Monday, April 1, 2013

China Revisited -- 2013 [#19]

The Art of the Ordinary


We did not spend a lot of time in the villages. We were in Edward's mother's village once for about 90 minutes and in Edward's father's village twice, on consecutive days, for a total of three hours or so.

I took a lot more pictures than I have been able to use in the stories I have told so far.

These pictures of brooms, for example, have not found a place in a story -- yet I find myself drawn to them as meaningful objects. These brooms are made of a kind of dried weed or straw tied to a bamboo pole or stick. There is nothing unusual about these brooms apart from the fact that they are handmade of regional materials and, thus, they look interesting.

As odd as this may sound, I think that the brooms people use indicate something about them. Certainly these brooms tell us about culture and history, but perhaps they indicate an attitude about the present as well.  To illustrate, in all my six plus decades, I have never seen anyone use a handmade broom in America; yet I have seen handmade brooms in all the foreign countries I have visited.  I am not sure what this indicates about us as Americans apart from our preference for the neat, progressive look of factory brooms.

But both in Russia and in Korea I saw brooms without shafts in common use.  Imagine straw brooms, like the ones pictured, without handles.  Short brooms of that sort require the sweeper to bend over, sometimes nearly double.  In Russia these short brooms seem to be made of bundles of sticks, although I may be wrong in that observation.
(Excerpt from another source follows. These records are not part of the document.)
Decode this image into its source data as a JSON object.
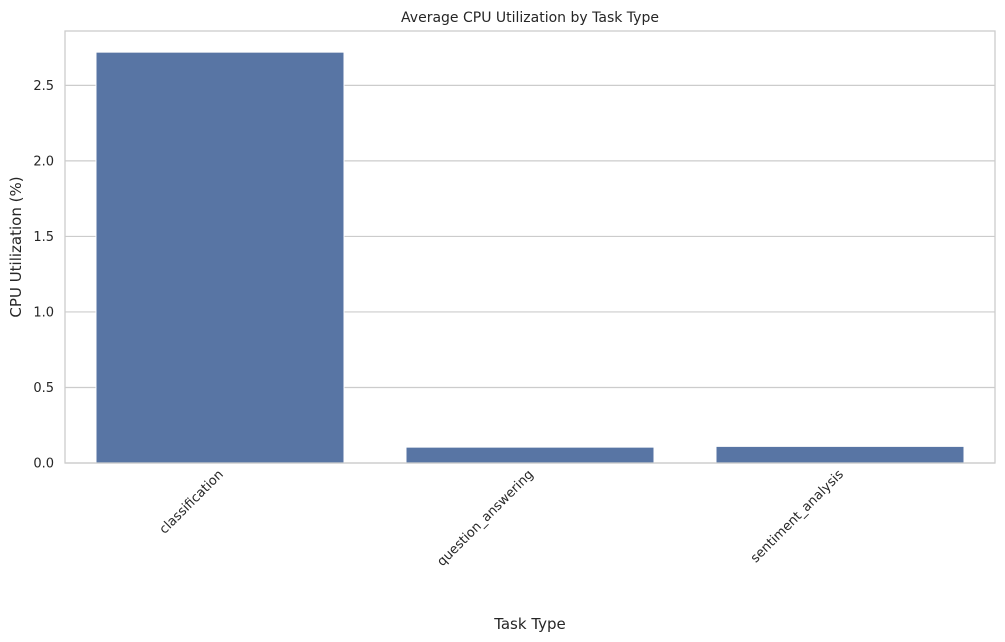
{
  "chart_data": {
    "type": "bar",
    "title": "Average CPU Utilization by Task Type",
    "xlabel": "Task Type",
    "ylabel": "CPU Utilization (%)",
    "categories": [
      "classification",
      "question_answering",
      "sentiment_analysis"
    ],
    "values": [
      2.72,
      0.105,
      0.11
    ],
    "ylim": [
      0,
      2.86
    ],
    "yticks": [
      "0.0",
      "0.5",
      "1.0",
      "1.5",
      "2.0",
      "2.5"
    ],
    "grid": "horizontal",
    "bar_color": "#5875a4",
    "xtick_rotation_deg": 45
  }
}
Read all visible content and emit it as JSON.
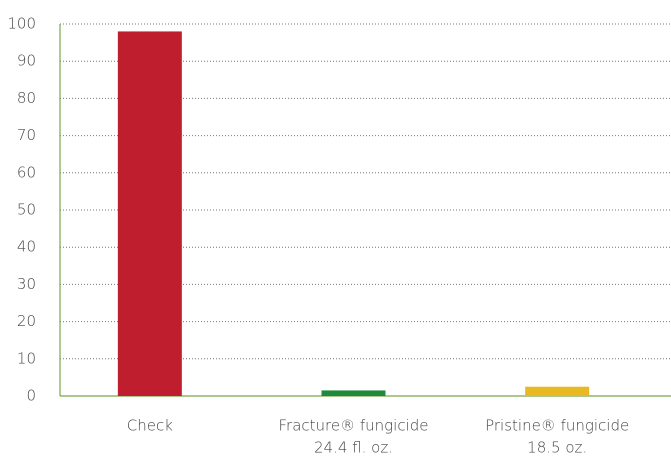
{
  "chart_data": {
    "type": "bar",
    "categories": [
      [
        "Check"
      ],
      [
        "Fracture® fungicide",
        "24.4 fl. oz."
      ],
      [
        "Pristine® fungicide",
        "18.5 oz."
      ]
    ],
    "values": [
      98,
      1.5,
      2.5
    ],
    "colors": [
      "#be1e2d",
      "#1e8a3c",
      "#e8b923"
    ],
    "ylim": [
      0,
      100
    ],
    "yticks": [
      0,
      10,
      20,
      30,
      40,
      50,
      60,
      70,
      80,
      90,
      100
    ],
    "grid": true,
    "axis_color": "#7aa84a"
  }
}
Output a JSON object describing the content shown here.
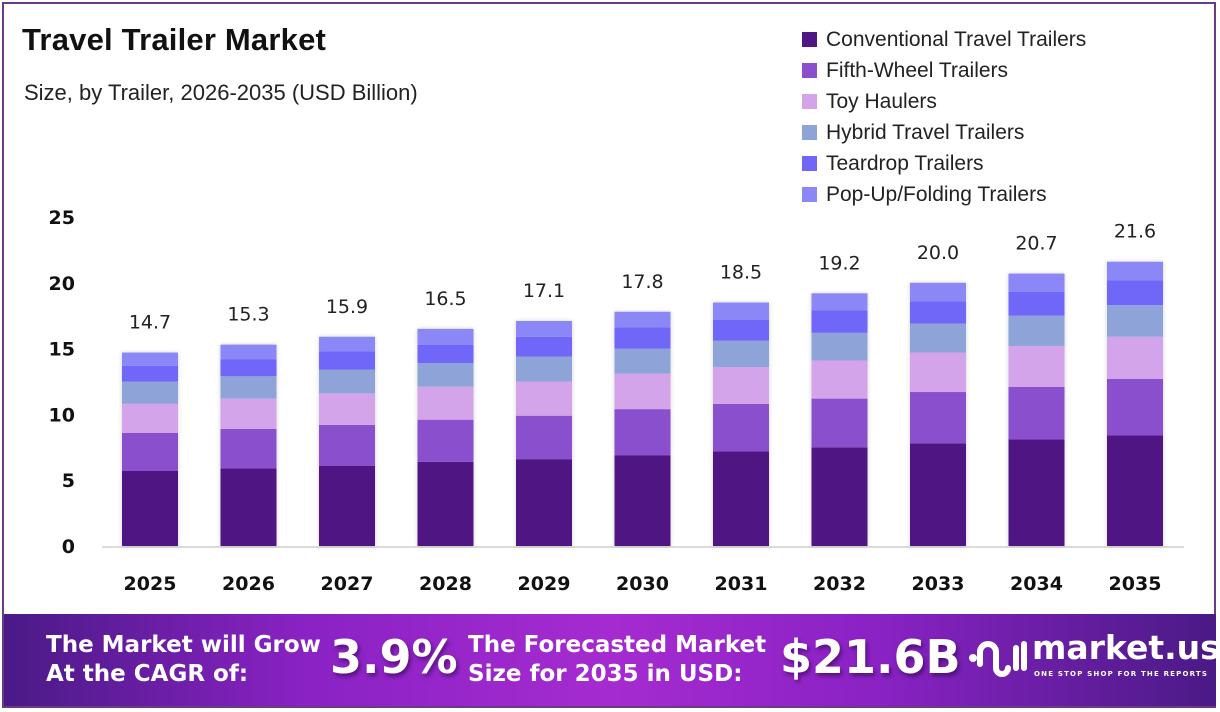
{
  "chart_data": {
    "type": "bar",
    "stacked": true,
    "title": "Travel Trailer Market",
    "subtitle": "Size, by Trailer, 2026-2035 (USD Billion)",
    "xlabel": "",
    "ylabel": "",
    "ylim": [
      0,
      25
    ],
    "yticks": [
      0,
      5,
      10,
      15,
      20,
      25
    ],
    "grid": false,
    "legend_position": "top-right",
    "categories": [
      "2025",
      "2026",
      "2027",
      "2028",
      "2029",
      "2030",
      "2031",
      "2032",
      "2033",
      "2034",
      "2035"
    ],
    "totals": [
      14.7,
      15.3,
      15.9,
      16.5,
      17.1,
      17.8,
      18.5,
      19.2,
      20.0,
      20.7,
      21.6
    ],
    "total_labels": [
      "14.7",
      "15.3",
      "15.9",
      "16.5",
      "17.1",
      "17.8",
      "18.5",
      "19.2",
      "20.0",
      "20.7",
      "21.6"
    ],
    "series": [
      {
        "name": "Conventional Travel Trailers",
        "color": "#4f1783",
        "values": [
          5.7,
          5.9,
          6.1,
          6.4,
          6.6,
          6.9,
          7.2,
          7.5,
          7.8,
          8.1,
          8.4
        ]
      },
      {
        "name": "Fifth-Wheel Trailers",
        "color": "#8a4fcc",
        "values": [
          2.9,
          3.0,
          3.1,
          3.2,
          3.3,
          3.5,
          3.6,
          3.7,
          3.9,
          4.0,
          4.3
        ]
      },
      {
        "name": "Toy Haulers",
        "color": "#d4a4ea",
        "values": [
          2.2,
          2.3,
          2.4,
          2.5,
          2.6,
          2.7,
          2.8,
          2.9,
          3.0,
          3.1,
          3.2
        ]
      },
      {
        "name": "Hybrid Travel Trailers",
        "color": "#8ea4d8",
        "values": [
          1.7,
          1.7,
          1.8,
          1.8,
          1.9,
          1.9,
          2.0,
          2.1,
          2.2,
          2.3,
          2.4
        ]
      },
      {
        "name": "Teardrop Trailers",
        "color": "#7066f8",
        "values": [
          1.2,
          1.3,
          1.4,
          1.4,
          1.5,
          1.6,
          1.6,
          1.7,
          1.7,
          1.8,
          1.9
        ]
      },
      {
        "name": "Pop-Up/Folding Trailers",
        "color": "#8b87f6",
        "values": [
          1.0,
          1.1,
          1.1,
          1.2,
          1.2,
          1.2,
          1.3,
          1.3,
          1.4,
          1.4,
          1.4
        ]
      }
    ]
  },
  "banner": {
    "cagr_text_line1": "The Market will Grow",
    "cagr_text_line2": "At the CAGR of:",
    "cagr_value": "3.9%",
    "forecast_text_line1": "The Forecasted Market",
    "forecast_text_line2": "Size for 2035 in USD:",
    "forecast_value": "$21.6B",
    "logo_name": "market.us",
    "logo_tagline": "ONE STOP SHOP FOR THE REPORTS"
  }
}
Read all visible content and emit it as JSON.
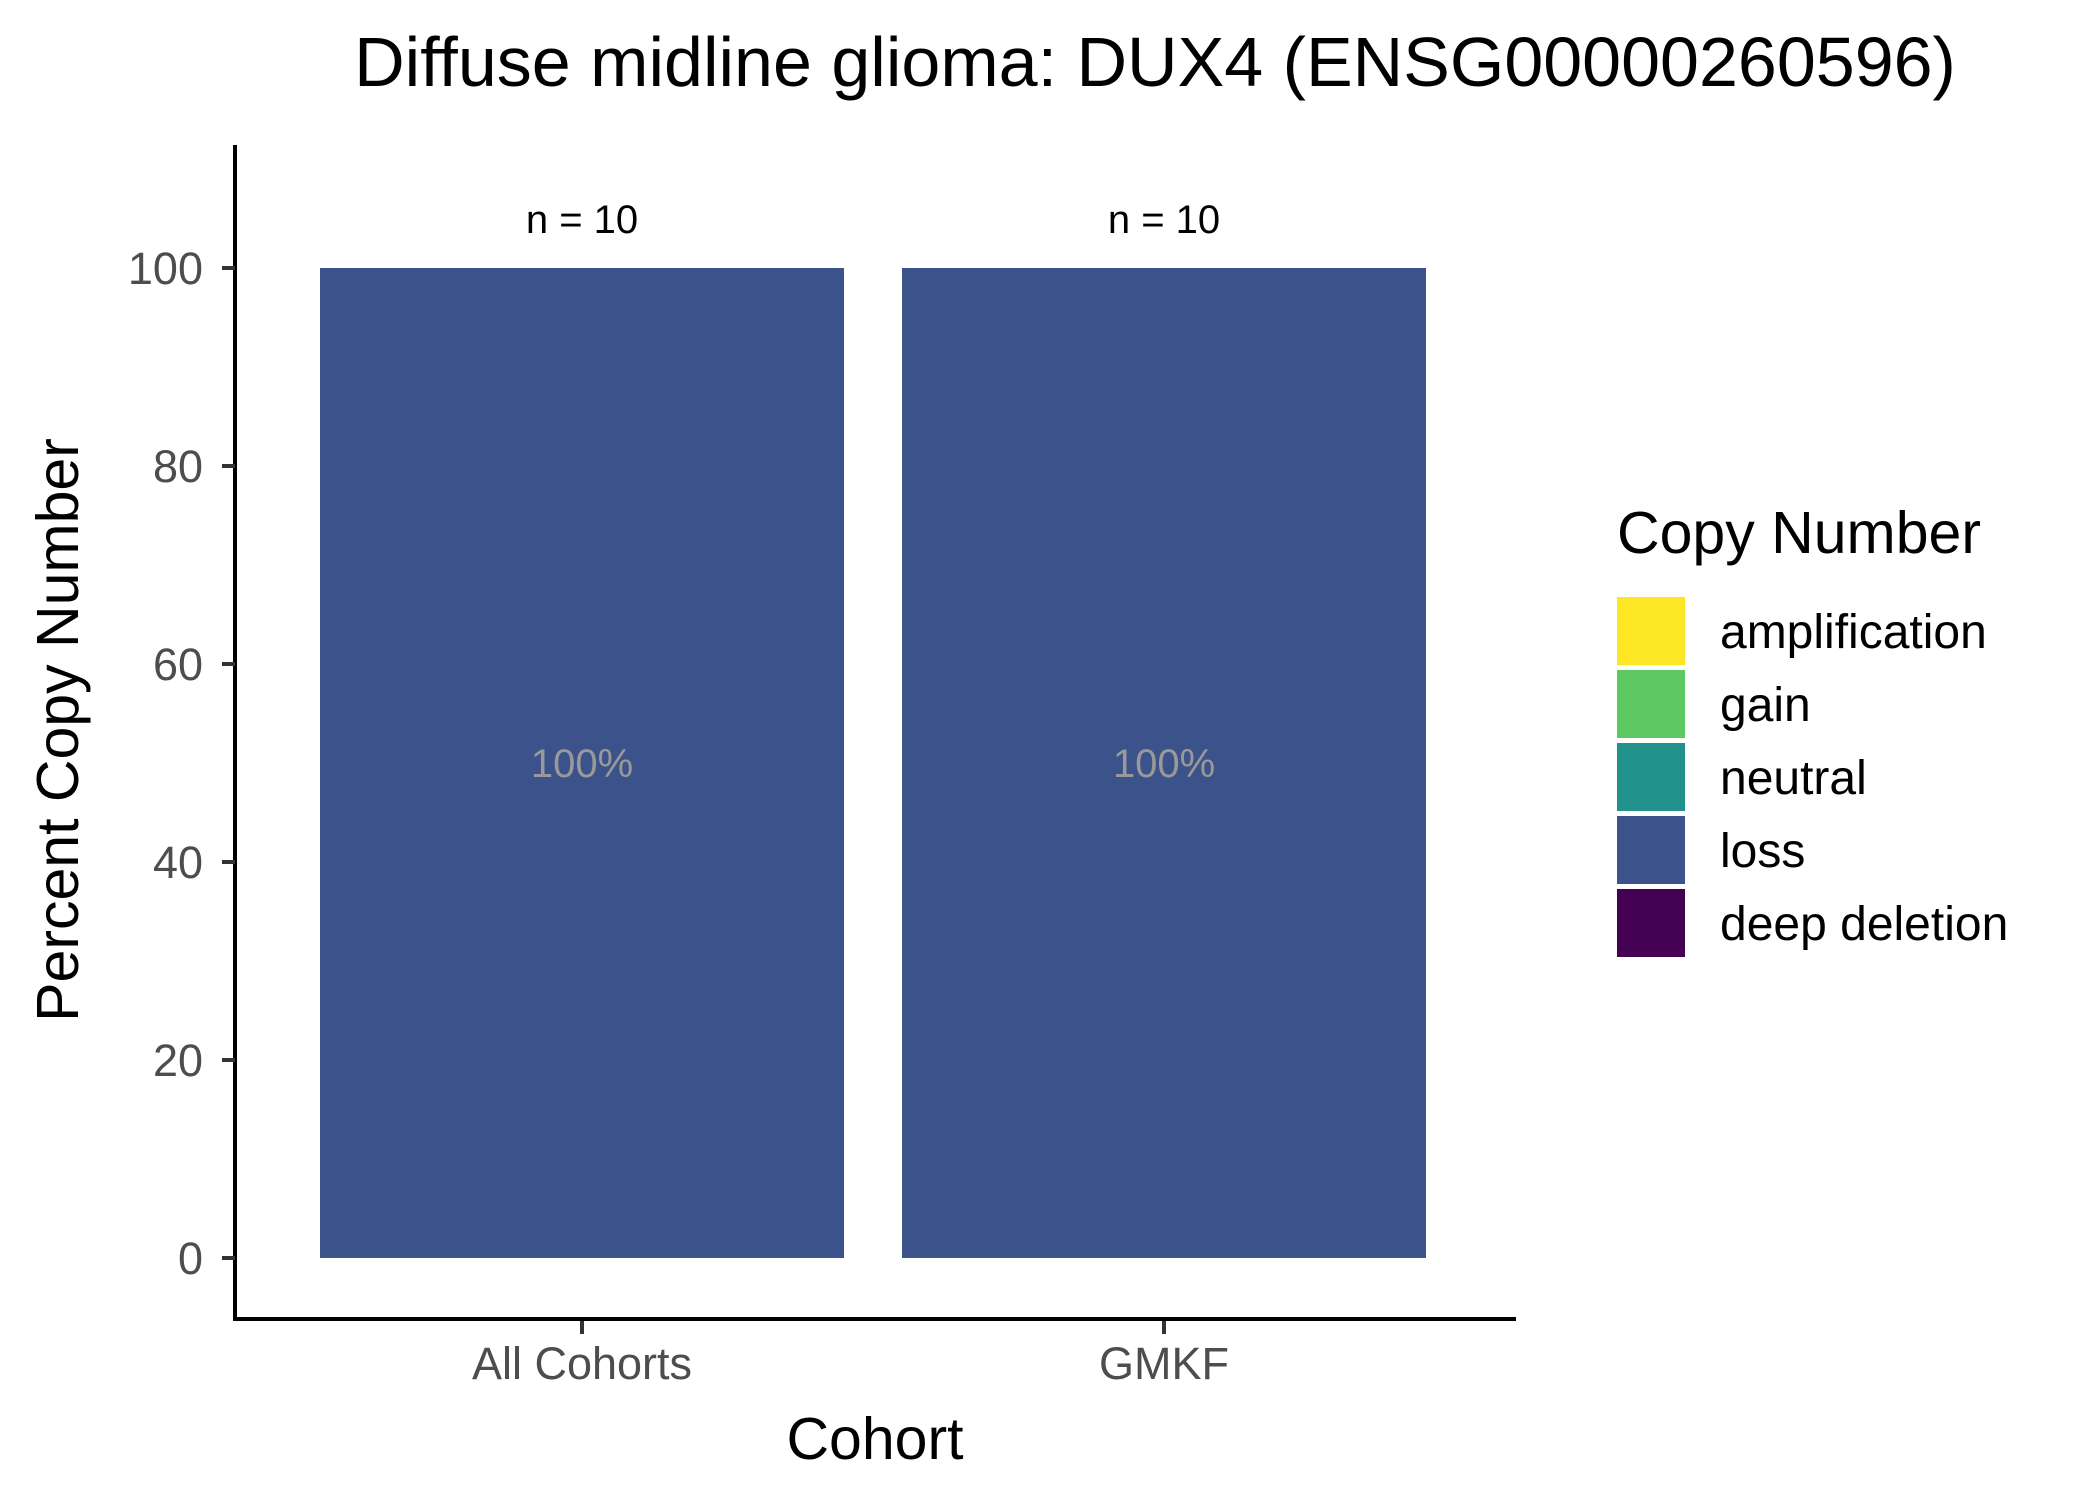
{
  "chart_data": {
    "type": "bar",
    "stacked": true,
    "title": "Diffuse midline glioma: DUX4 (ENSG00000260596)",
    "xlabel": "Cohort",
    "ylabel": "Percent Copy Number",
    "categories": [
      "All Cohorts",
      "GMKF"
    ],
    "series": [
      {
        "name": "amplification",
        "color": "#FDE725",
        "values": [
          0,
          0
        ]
      },
      {
        "name": "gain",
        "color": "#5EC962",
        "values": [
          0,
          0
        ]
      },
      {
        "name": "neutral",
        "color": "#21918C",
        "values": [
          0,
          0
        ]
      },
      {
        "name": "loss",
        "color": "#3B528B",
        "values": [
          100,
          100
        ]
      },
      {
        "name": "deep deletion",
        "color": "#440154",
        "values": [
          0,
          0
        ]
      }
    ],
    "bar_labels": [
      "100%",
      "100%"
    ],
    "counts": [
      "n = 10",
      "n = 10"
    ],
    "ylim": [
      0,
      112
    ],
    "yticks": [
      0,
      20,
      40,
      60,
      80,
      100
    ],
    "grid": false,
    "legend": {
      "title": "Copy Number",
      "position": "right"
    }
  }
}
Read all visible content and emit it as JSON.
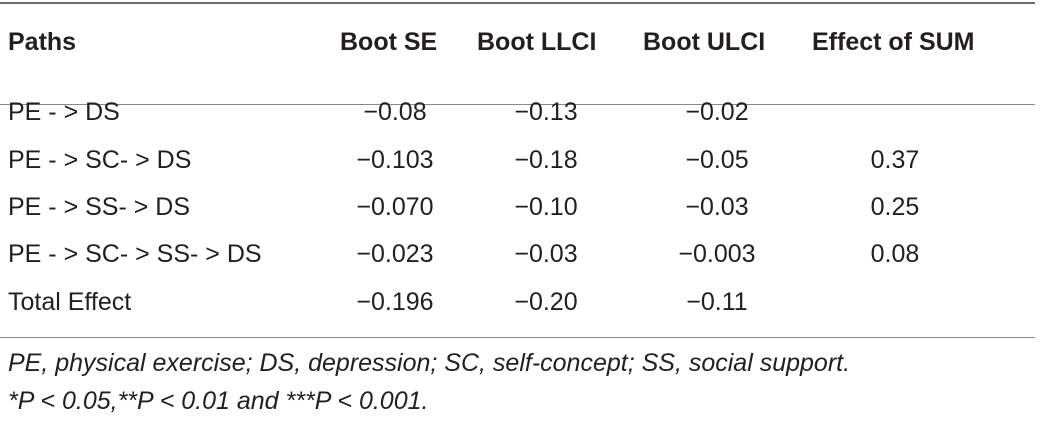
{
  "table": {
    "headers": [
      "Paths",
      "Boot SE",
      "Boot LLCI",
      "Boot ULCI",
      "Effect of SUM"
    ],
    "rows": [
      [
        "PE - > DS",
        "−0.08",
        "−0.13",
        "−0.02",
        ""
      ],
      [
        "PE - > SC- > DS",
        "−0.103",
        "−0.18",
        "−0.05",
        "0.37"
      ],
      [
        "PE - > SS- > DS",
        "−0.070",
        "−0.10",
        "−0.03",
        "0.25"
      ],
      [
        "PE - > SC- > SS- > DS",
        "−0.023",
        "−0.03",
        "−0.003",
        "0.08"
      ],
      [
        "Total Effect",
        "−0.196",
        "−0.20",
        "−0.11",
        ""
      ]
    ]
  },
  "footnotes": [
    "PE, physical exercise; DS, depression; SC, self-concept; SS, social support.",
    "*P < 0.05,**P < 0.01 and ***P < 0.001."
  ]
}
I first saw them in use by soldiers sweeping at the front gate of a military post, so they are not just the choice of the old women who appear everywhere sweeping streets and hallways. Many of these old women seemed to be bent double from the hardships of life.
A broom similar to the Russian model, made of straw, is common in Busan as well. The stoop of old women using the brooms might be unrelated, but the visual connection between bent posture and sweeping, to me at least, is compelling.

Another kind of picture I have been drawn to involves gardens. As I have said, it did not matter what poor condition a house might be in or the general state of a neighborhood, the garden outside or nearby was always well laid out and well tended. Even on January 1st the produce was thriving.

 
This first picture is the common area in the Zhang village close by the tea table under the trees. Likely the plots are individually assigned or owned. The area itself is neatly fenced, cultivated, staked, and healthy.


These two gardens are in Lehu, the neighboring town of 380,000. Local residents have created neat gardens that fit and utilize small or odd shaped areas that would otherwise lie vacant and gradually fill with trash. In both of these cases, the areas are designated for building projects; but in the meantime, enterprising folks are raising vegetables.


To shift my focus a bit, disposing of trash, like pollution generally, has been an urgent problem of rapid modernization in China during the last thirty years. Among the pictures I did not take (for a variety of reasons) was a picture of the stream that ran through LuoXi village. It lies below the iron pipe railing on the left-hand side of this picture.


What struck us about this little stream was that it was filled with plastic bags of the grocery store variety. Many of these bags in the countryside are red, so they stand out. The widespread use of thin plastic bags is a recent phenomenon in China, as it is, interestingly, in England too. These bags are cheap, useful, and sturdy to a point; but their wide use has created a litter problem previously unseen.  Villagers, until recently, would have used bags or baskets made of natural fibers that could be repaired or that would disintegrate over time, so the habits of disposal that have worked for milenia  now create problems.

A third kind of photograph I like to take involves brickwork, stonework, tiles, roof lines, wall construction, earthen buildings.


Whatever else this building may tell us, its construction is an odd mix of masonry.  Part of the building was built of stones such as one would pick up from the river bed or even from the fields. Walls lining fields in New England are famously made of stones removed from cleared land in order to facilitate cultivation of fields.  Sometimes, too, foundations of old New England homes may be made of these same stones; these are called rubble foundations. Well-made, they can be sturdy; but inexpertly made, they tend to fall apart. On this building, the stone-work is augmented by or repaired with two kinds of bricks. The older of these are the larger, tan bricks. These don't separate from one another and crumble into a heap like stones, but they do tend to break apart more easily than the newer, smaller, modern "red" bricks, which are the newest part of this building.

After our celebration dinner for Edward's father and after our conversations around the community tea table under the trees, I had wandered a little bit to get some pictures. I walked down to the dry, stubbly rice fields, I looked at the gardens and chicken coops and pig houses.  I found a shrine to the local land gods.

When I walked down to this little building to take pictures of the walls and the tiled roof, thinking the sunlight might create some interesting textures and patterns, my interest seemed to create a stir.

As I got to the door, after shooting any number of wall pictures, Edward hustled over.  "Pop," he said, "don't go in there."

I backed away, thinking I had approached something forbidden, hidden, secret, mysterious. 

"They are afraid you might go inside," Edward said.  "It's an outhouse."

I shot a lot of interiors, but not of that building. That was another picture I decided not to take.